United released five young professionals at the end of last season and McConnell was not surprised to get the axe, as last season was ruined by injury to the extent that he made just one appearance for the United U21/reserve side. The door to Old Trafford is not completely closed, as the club have invited him to come back and use their training and medical facilities so he can work on his fitness and reach a state where he can impress another club.

There's even a slight chance of a reprieve and a new deal, though he's not banking on that.

"I am back in England and training at United, I will do pre-season with them as the U21 team manager knew I was injured and needed to get fit, I will do the pre-season and take it from there," says the defender. "I am better off being here, I am in the shop window if I am over in England. There might be a chance United could give me something but I'm not sure about that."


But McConnell is entitled to think 'what if?' in terms of that injury. "Last year was a nightmare in terms of injuries. The previous season was really good for me and I captained the team but last season was a disaster, I barely played at all due to injury, I only played in three minutes of one game for the United U21s," he admits.

"I had an operation on my groin the first year I was at United but it flared up again after that so I was out for a long time, it was never-ending.

"It's hard to miss out on a year at this stage of your career because you're not getting games, if you're not playing for the club you can't expect to get into the Irish squads."

For now, the Donegal man will work away at United, grateful for the support of the club and his manager there. "United have been very good to me," he says.

"The manager here with the U21s, Warren Joyce, is very knowledgeable about football and has a lot of contacts in different leagues so I am sure he will help me out.

"Since I found out I was being released a lot of people have helped, the head of education at United came to speak to me about my options, it's a great club and I could never say a bad word about United, it was just unfortunate with my injury.

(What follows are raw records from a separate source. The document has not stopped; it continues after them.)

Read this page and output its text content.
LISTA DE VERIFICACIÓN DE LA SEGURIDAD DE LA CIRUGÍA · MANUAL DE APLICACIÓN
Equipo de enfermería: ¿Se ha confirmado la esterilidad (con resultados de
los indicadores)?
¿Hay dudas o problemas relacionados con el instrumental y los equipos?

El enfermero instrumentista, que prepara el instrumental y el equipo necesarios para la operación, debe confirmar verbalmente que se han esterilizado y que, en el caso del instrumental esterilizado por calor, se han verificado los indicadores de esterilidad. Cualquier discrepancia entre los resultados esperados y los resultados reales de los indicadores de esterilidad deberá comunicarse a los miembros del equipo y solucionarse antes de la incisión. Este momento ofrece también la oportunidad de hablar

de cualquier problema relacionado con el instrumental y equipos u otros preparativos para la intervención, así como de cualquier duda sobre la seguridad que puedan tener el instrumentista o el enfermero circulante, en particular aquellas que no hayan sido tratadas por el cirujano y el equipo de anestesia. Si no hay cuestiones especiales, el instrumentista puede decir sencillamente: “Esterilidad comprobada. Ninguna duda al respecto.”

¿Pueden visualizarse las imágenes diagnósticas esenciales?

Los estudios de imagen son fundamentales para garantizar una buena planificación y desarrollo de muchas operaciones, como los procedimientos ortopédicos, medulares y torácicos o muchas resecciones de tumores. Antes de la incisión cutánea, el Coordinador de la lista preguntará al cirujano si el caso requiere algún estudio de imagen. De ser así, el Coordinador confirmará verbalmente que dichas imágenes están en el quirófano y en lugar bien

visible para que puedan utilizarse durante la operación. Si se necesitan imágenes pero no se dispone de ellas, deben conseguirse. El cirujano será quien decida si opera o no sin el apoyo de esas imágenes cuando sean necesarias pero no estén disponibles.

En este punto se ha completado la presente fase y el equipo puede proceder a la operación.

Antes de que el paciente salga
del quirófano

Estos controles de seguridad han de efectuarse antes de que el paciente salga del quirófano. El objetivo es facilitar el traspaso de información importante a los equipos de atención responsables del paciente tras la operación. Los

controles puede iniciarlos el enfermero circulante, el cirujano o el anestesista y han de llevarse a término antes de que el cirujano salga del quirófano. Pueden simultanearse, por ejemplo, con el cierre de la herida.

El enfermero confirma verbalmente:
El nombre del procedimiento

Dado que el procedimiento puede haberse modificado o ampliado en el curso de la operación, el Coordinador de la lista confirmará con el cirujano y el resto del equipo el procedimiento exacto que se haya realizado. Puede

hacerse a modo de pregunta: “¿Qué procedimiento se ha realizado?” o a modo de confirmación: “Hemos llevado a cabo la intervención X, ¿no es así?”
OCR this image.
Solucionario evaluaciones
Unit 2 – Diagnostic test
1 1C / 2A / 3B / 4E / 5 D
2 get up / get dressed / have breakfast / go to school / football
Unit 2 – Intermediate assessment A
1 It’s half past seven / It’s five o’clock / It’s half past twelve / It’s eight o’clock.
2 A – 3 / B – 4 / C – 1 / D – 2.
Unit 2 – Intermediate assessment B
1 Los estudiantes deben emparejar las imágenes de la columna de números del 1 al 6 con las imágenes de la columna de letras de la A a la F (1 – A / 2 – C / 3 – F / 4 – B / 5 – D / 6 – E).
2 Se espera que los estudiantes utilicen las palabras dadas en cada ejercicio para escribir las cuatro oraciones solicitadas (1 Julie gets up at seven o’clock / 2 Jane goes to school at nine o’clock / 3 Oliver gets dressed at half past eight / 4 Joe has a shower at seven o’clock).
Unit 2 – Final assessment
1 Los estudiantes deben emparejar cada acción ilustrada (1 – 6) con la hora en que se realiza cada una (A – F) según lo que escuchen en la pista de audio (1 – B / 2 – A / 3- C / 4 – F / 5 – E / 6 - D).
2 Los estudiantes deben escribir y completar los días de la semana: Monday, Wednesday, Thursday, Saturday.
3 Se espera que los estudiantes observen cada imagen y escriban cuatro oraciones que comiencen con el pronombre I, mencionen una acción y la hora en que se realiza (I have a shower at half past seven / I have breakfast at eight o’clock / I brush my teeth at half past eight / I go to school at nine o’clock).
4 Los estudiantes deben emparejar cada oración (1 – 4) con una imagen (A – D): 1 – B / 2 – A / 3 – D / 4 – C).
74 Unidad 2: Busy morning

"Finn Harps were on to me about training there but I was happy to come back to Manchester and train with United. If it goes well I will get a club over in England, if not I will go home and try my luck in Ireland. My preference would be to get a League One club, I have to be realistic as a move to the Championship may not suit as I need to play games. Once I can get a club and get a few games I'd be confident that things can move on for me."